Paul
Goble
Staunton, February 20 – Some Moscow
commentators have been expecting the extra-systemic opposition to make an issue
of Chechen leader Ramzan Kadyrov and his outrageous behavior – a few have even
suggested that might influence Vladimir Putin’s decision on the retention in
office of his protégé.
But a poll conducted jointly by
VTsIOM and the Analytic Center for the Moscow Region suggests that the
extra-systemic opposition is too marginal and Kadyrov too respected by too many
Russians for such a strategy to have any realistic chance of success (chechnyatoday.com/content/view/290094,
kavpolit.com/articles/nesistemnye_i_kadyrov-23641/).
According to this poll, Russia’s
extra-systemic opposition is a marginal phenomenon. Eighty-eight percent of
Russians say that they do not know what the
term refers to; and 72 percent say they have never heard of it. Only four percent can give at least one name
of a leader of this trend, and 24 percent support trying all of its leaders as “’enemies
of the people.’”
Possibly significant is that support
for repression of the extra-systemic opposition is especially high among the
well-off (34 percent), the young (29 percent) and those who use the Internet
intermittently (28 percent), the poll found. Most Russians who know anything
about the extra-systemic opposition believe it is in the pay of foreign powers,
seeks to destabilize the country, and is “unorganized and illogical.”

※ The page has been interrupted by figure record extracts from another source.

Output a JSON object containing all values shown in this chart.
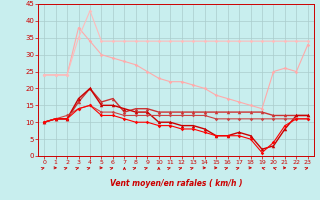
{
  "xlabel": "Vent moyen/en rafales ( km/h )",
  "xlim": [
    -0.5,
    23.5
  ],
  "ylim": [
    0,
    45
  ],
  "yticks": [
    0,
    5,
    10,
    15,
    20,
    25,
    30,
    35,
    40,
    45
  ],
  "xticks": [
    0,
    1,
    2,
    3,
    4,
    5,
    6,
    7,
    8,
    9,
    10,
    11,
    12,
    13,
    14,
    15,
    16,
    17,
    18,
    19,
    20,
    21,
    22,
    23
  ],
  "bg_color": "#c8eeee",
  "grid_color": "#aacccc",
  "series": [
    {
      "x": [
        0,
        1,
        2,
        3,
        4,
        5,
        6,
        7,
        8,
        9,
        10,
        11,
        12,
        13,
        14,
        15,
        16,
        17,
        18,
        19,
        20,
        21,
        22,
        23
      ],
      "y": [
        24,
        24,
        24,
        38,
        34,
        30,
        29,
        28,
        27,
        25,
        23,
        22,
        22,
        21,
        20,
        18,
        17,
        16,
        15,
        14,
        25,
        26,
        25,
        33
      ],
      "color": "#ffaaaa",
      "marker": "D",
      "markersize": 1.8,
      "linewidth": 0.8
    },
    {
      "x": [
        0,
        1,
        2,
        3,
        4,
        5,
        6,
        7,
        8,
        9,
        10,
        11,
        12,
        13,
        14,
        15,
        16,
        17,
        18,
        19,
        20,
        21,
        22,
        23
      ],
      "y": [
        24,
        24,
        24,
        35,
        43,
        34,
        34,
        34,
        34,
        34,
        34,
        34,
        34,
        34,
        34,
        34,
        34,
        34,
        34,
        34,
        34,
        34,
        34,
        34
      ],
      "color": "#ffbbbb",
      "marker": "D",
      "markersize": 1.8,
      "linewidth": 0.8
    },
    {
      "x": [
        0,
        1,
        2,
        3,
        4,
        5,
        6,
        7,
        8,
        9,
        10,
        11,
        12,
        13,
        14,
        15,
        16,
        17,
        18,
        19,
        20,
        21,
        22,
        23
      ],
      "y": [
        10,
        11,
        11,
        16,
        20,
        16,
        17,
        13,
        14,
        14,
        13,
        13,
        13,
        13,
        13,
        13,
        13,
        13,
        13,
        13,
        12,
        12,
        12,
        12
      ],
      "color": "#cc3333",
      "marker": "^",
      "markersize": 2.5,
      "linewidth": 1.0
    },
    {
      "x": [
        0,
        1,
        2,
        3,
        4,
        5,
        6,
        7,
        8,
        9,
        10,
        11,
        12,
        13,
        14,
        15,
        16,
        17,
        18,
        19,
        20,
        21,
        22,
        23
      ],
      "y": [
        10,
        11,
        11,
        17,
        20,
        15,
        15,
        14,
        13,
        13,
        10,
        10,
        9,
        9,
        8,
        6,
        6,
        7,
        6,
        2,
        3,
        8,
        12,
        12
      ],
      "color": "#cc0000",
      "marker": "^",
      "markersize": 2.5,
      "linewidth": 1.0
    },
    {
      "x": [
        0,
        1,
        2,
        3,
        4,
        5,
        6,
        7,
        8,
        9,
        10,
        11,
        12,
        13,
        14,
        15,
        16,
        17,
        18,
        19,
        20,
        21,
        22,
        23
      ],
      "y": [
        10,
        11,
        12,
        14,
        15,
        13,
        13,
        12,
        12,
        12,
        12,
        12,
        12,
        12,
        12,
        11,
        11,
        11,
        11,
        11,
        11,
        11,
        11,
        11
      ],
      "color": "#cc4444",
      "marker": "D",
      "markersize": 1.8,
      "linewidth": 0.8
    },
    {
      "x": [
        0,
        1,
        2,
        3,
        4,
        5,
        6,
        7,
        8,
        9,
        10,
        11,
        12,
        13,
        14,
        15,
        16,
        17,
        18,
        19,
        20,
        21,
        22,
        23
      ],
      "y": [
        10,
        11,
        11,
        14,
        15,
        12,
        12,
        11,
        10,
        10,
        9,
        9,
        8,
        8,
        7,
        6,
        6,
        6,
        5,
        1,
        4,
        9,
        11,
        11
      ],
      "color": "#ff0000",
      "marker": "D",
      "markersize": 1.8,
      "linewidth": 0.8
    }
  ],
  "arrows": {
    "angles_deg": [
      45,
      90,
      45,
      45,
      45,
      90,
      45,
      0,
      45,
      45,
      0,
      45,
      45,
      45,
      90,
      90,
      45,
      45,
      90,
      315,
      315,
      90,
      45,
      45
    ]
  }
}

In this situation, some in the
extra-systemic opposition are looking for a breakout issue; and a few believe
that attacking Kadyrov is the way to go given that he is a Chechen, is so
prominent, and is so active on social networks, responding to the criticism of
others as well as dishing it out.
But the extra-systemic opposition is
almost certainly going to fail if it tries to use this tactic because Kadyrov
is widely recognized and is viewed far more positively than negatively.
Forty-nine percent of Russians in this poll consider that he brings Russia more
good than harm, with only seven percent having the opposite view.
Even if this poll is inaccurate in
some respects, its appearance now, as Putin is deciding Kadyrov’s future, is an
indication that the Kremlin leader has little to lose by keeping him on at
least as far as the elections are concerned and may even be able to exploit the
Chechen leader as an electoral resource.